Quels souvenirs gardez-vous des précédents JO ?
A.C.: Athènes, c’était vraiment la découverte. J’avais 19 ans, j’étais à Paris depuis deux ans. J’ai été surprise, je ne m’attendais pas à ce gigantisme, ce village olympique immense où tout le monde se croise. J’avais les yeux écarquillés. Je les ai un peu vécus en passagère clandestine. Je n’ai presque aucun souvenir de mes performances. C’est très flou. A Pékin, je savais à quoi m’attendre, mais cela a été une journée d’épreuves difficile. J’ai eu l’illusion de penser que j’étais prête, mais je n’y sois pas allée en ayant toutes les armes dans mon camp. Ca a été une période difficile. Ca été difficile de préparer Pékin, difficile d’y aller, difficile de faire ces Jeux.

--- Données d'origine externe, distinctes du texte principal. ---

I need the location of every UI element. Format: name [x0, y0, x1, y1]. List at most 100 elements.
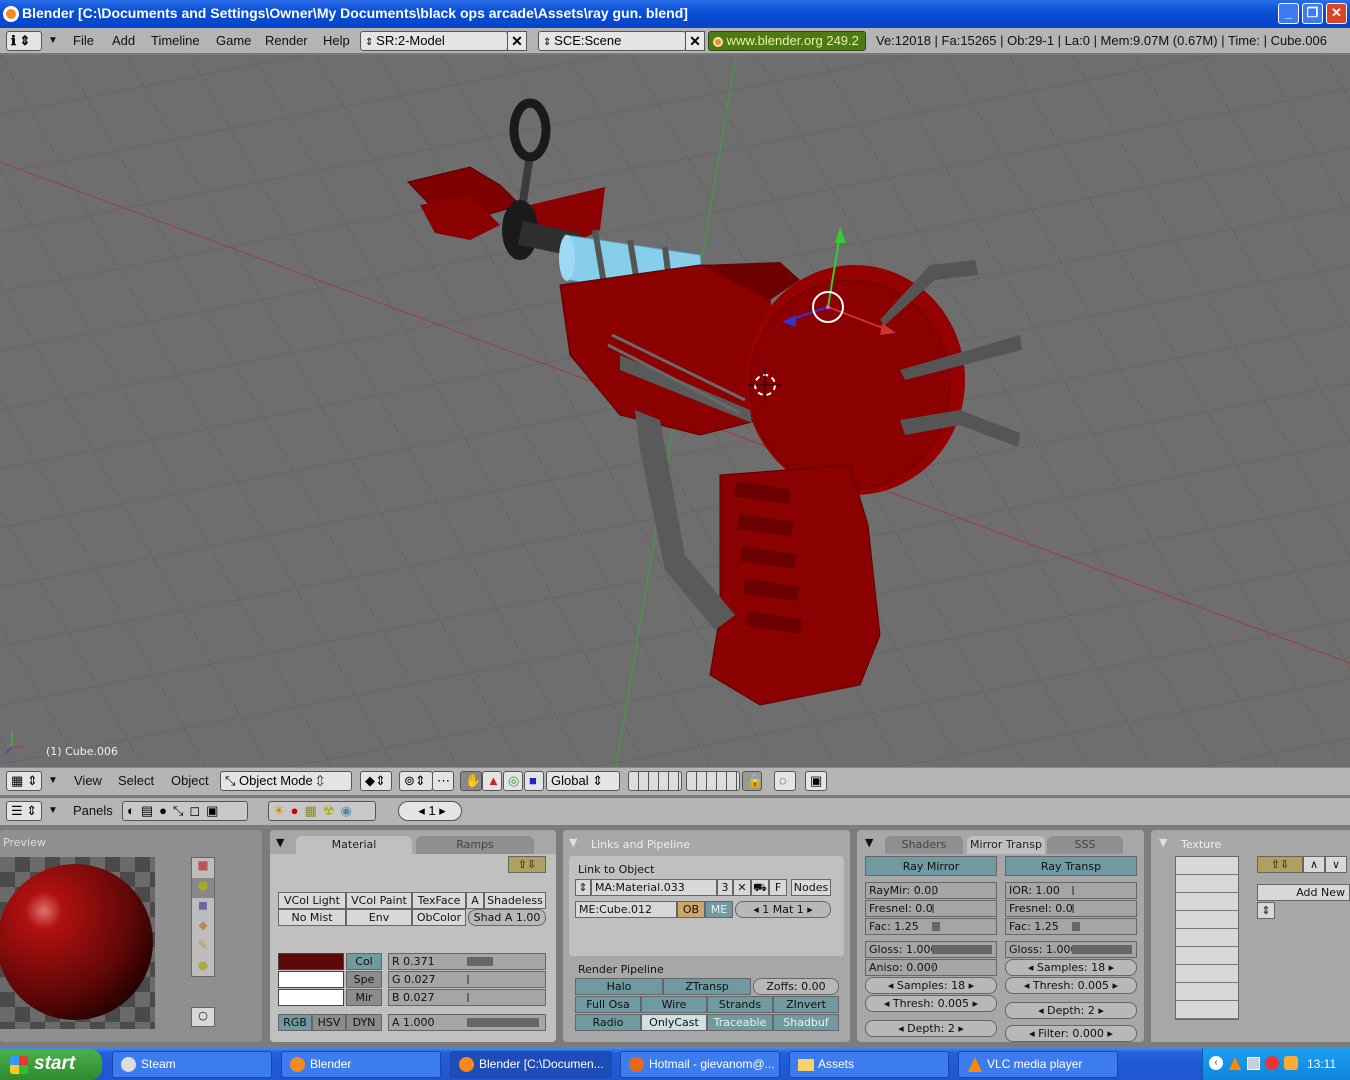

Cette expérience va-t-elle compter beaucoup à Londres ?
A.C.: Oui, ça compte énormément car on se rappelle ce qui en fait une compétition si particulière. Je le prends comme un atout. Je sais maintenant que les Jeux, c’est acteur ou spectateur. Je me connais maintenant. Ces deux olympiades m’ont permis d’acquérir l’expérience et la connaissance de moi-même.

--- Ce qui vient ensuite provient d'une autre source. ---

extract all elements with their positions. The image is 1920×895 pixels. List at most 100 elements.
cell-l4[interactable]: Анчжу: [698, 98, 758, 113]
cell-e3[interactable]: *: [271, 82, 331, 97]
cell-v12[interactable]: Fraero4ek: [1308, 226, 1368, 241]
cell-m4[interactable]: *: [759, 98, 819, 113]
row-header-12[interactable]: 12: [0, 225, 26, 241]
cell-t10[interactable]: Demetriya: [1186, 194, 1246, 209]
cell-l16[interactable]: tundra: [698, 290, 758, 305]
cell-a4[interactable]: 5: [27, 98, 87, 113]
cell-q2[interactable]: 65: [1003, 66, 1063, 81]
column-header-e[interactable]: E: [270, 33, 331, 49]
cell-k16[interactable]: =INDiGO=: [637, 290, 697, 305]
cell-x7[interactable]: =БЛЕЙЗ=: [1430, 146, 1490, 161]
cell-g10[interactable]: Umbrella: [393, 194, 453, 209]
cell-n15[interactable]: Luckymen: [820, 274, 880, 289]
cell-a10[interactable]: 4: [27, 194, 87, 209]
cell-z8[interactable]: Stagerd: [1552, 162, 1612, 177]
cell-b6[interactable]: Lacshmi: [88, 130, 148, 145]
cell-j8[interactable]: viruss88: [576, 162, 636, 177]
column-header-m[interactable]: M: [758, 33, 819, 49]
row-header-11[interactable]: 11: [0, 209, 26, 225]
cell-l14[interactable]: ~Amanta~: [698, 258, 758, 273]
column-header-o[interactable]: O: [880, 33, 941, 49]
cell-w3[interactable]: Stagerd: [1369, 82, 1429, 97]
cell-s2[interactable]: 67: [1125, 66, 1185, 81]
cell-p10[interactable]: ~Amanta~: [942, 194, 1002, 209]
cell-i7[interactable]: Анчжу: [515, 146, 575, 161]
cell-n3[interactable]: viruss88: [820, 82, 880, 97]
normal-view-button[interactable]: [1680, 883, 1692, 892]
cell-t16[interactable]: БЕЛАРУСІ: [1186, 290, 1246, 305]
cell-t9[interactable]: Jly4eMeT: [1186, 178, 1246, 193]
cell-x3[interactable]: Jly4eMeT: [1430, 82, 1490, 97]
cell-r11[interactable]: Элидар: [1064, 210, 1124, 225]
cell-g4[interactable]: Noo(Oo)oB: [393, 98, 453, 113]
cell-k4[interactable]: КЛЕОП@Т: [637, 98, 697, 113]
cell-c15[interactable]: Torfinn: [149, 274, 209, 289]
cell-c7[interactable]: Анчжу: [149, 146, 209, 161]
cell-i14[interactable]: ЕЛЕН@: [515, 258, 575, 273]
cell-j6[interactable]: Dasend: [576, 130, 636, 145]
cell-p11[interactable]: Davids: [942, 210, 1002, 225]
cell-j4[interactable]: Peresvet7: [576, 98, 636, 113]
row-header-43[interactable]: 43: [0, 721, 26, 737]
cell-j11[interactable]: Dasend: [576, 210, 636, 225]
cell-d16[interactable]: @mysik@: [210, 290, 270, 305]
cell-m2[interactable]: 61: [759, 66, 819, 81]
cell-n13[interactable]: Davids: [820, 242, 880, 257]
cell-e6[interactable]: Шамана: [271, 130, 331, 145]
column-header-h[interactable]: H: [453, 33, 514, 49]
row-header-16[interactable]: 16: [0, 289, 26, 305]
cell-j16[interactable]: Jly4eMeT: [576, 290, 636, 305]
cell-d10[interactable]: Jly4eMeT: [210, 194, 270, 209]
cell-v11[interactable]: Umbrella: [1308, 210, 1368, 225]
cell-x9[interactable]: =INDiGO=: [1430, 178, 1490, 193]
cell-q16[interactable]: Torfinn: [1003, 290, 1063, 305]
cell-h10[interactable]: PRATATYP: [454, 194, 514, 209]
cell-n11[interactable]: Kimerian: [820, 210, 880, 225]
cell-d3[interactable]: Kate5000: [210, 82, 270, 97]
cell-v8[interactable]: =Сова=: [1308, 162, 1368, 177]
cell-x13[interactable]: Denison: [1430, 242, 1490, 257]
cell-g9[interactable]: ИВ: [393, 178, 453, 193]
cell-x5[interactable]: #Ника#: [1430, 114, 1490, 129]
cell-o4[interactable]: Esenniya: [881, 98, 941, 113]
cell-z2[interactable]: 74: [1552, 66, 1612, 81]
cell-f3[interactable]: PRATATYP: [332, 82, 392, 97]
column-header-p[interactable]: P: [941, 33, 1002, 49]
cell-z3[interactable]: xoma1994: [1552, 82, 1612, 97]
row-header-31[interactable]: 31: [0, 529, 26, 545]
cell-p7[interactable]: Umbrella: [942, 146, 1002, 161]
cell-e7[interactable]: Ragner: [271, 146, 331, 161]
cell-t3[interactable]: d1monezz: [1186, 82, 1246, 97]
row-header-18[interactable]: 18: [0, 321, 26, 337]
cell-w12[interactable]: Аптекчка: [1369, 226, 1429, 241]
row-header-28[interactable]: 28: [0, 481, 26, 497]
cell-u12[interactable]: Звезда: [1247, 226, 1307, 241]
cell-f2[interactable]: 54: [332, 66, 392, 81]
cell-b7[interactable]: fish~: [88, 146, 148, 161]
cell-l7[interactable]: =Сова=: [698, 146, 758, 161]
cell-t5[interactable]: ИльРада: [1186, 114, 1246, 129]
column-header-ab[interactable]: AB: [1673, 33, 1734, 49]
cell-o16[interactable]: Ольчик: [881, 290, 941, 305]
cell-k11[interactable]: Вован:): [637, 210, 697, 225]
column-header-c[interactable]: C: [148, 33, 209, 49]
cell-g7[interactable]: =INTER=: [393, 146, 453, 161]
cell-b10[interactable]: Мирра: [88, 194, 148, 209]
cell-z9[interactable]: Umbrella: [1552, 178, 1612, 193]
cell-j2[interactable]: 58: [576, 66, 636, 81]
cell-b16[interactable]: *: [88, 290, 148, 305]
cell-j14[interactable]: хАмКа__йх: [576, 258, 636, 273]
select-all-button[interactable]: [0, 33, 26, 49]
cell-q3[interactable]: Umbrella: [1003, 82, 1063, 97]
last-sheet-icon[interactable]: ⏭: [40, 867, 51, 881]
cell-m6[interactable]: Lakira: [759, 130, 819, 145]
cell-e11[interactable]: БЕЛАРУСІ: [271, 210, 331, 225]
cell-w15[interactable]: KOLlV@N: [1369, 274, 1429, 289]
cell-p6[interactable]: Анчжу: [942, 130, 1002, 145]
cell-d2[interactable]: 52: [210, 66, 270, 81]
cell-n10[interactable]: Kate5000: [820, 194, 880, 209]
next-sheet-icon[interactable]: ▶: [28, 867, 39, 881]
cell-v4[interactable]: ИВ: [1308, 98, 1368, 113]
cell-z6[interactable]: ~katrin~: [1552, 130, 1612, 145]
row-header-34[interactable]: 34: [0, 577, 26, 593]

Quels enseignements avez-vous tiré des Mondiaux à Rome, en mai dernier ?
A.C.: De chaque compétition on en tire un enseignement. C’est vrai que cette médaille mondiale m’a échappée de peu, mais je n’y suis pas arrivée dans un état de fraîcheur extrême. Cela m’a surtout permis de voir que j’étais capable de faire de grandes choses, notamment en escrime, et cela permis de revoir mon plan nutritionnel, car j’ai souffert d’une hypoglycémie à la fin de la course.
La confiance, clé du succès
Comment vivez-vous l’approche de la compétition ? Etes-vous du genre à stresser ?
A.C.: Cela dépend de la compétition, de l’humeur, des derniers jours. J’ai la chance d’être bien entourée aujourd’hui. Cela fait dix ans que je suis à l’INSEP, dix ans que je fais du haut niveau. Je me connais, je connais mes réactions, et j’ai appris des techniques pour évacuer ce stress. Et puis, il y a du stress positif et du stress négatif. J’arrive à faire avec.
Vous avez fait un travail spécifique pour le gérer ?
A.C.: Oui, j’ai fait un travail avec une sophrologue pendant deux ans, et aujourd’hui je travaille avec une psychologue qui me permet de mieux me préparer au quotidien et de bien me préparer pour cet événement. J’ai commencé avec la sophrologue avant les Jeux de Pékin, et cela fait un an que je suis avec une psychologue, notamment suite à des blessures qui sont toujours difficiles à oublier.
Dans quel secteur se gagnera la médaille ?
A.C.: Dans les détails et plus généralement dans la confiance en soit. Oui je sais faire de l’escrime, je sais monter, je sais tirer, je sais nager, je sais courir. Mais il faut avoir confiance pour le faire ce jour-là, devant des milliers de spectateurs, des millions de téléspectateurs, devant des filles qui voudront ma peau. La médaille se joue sur la confiance, j’en suis intimement persuadée.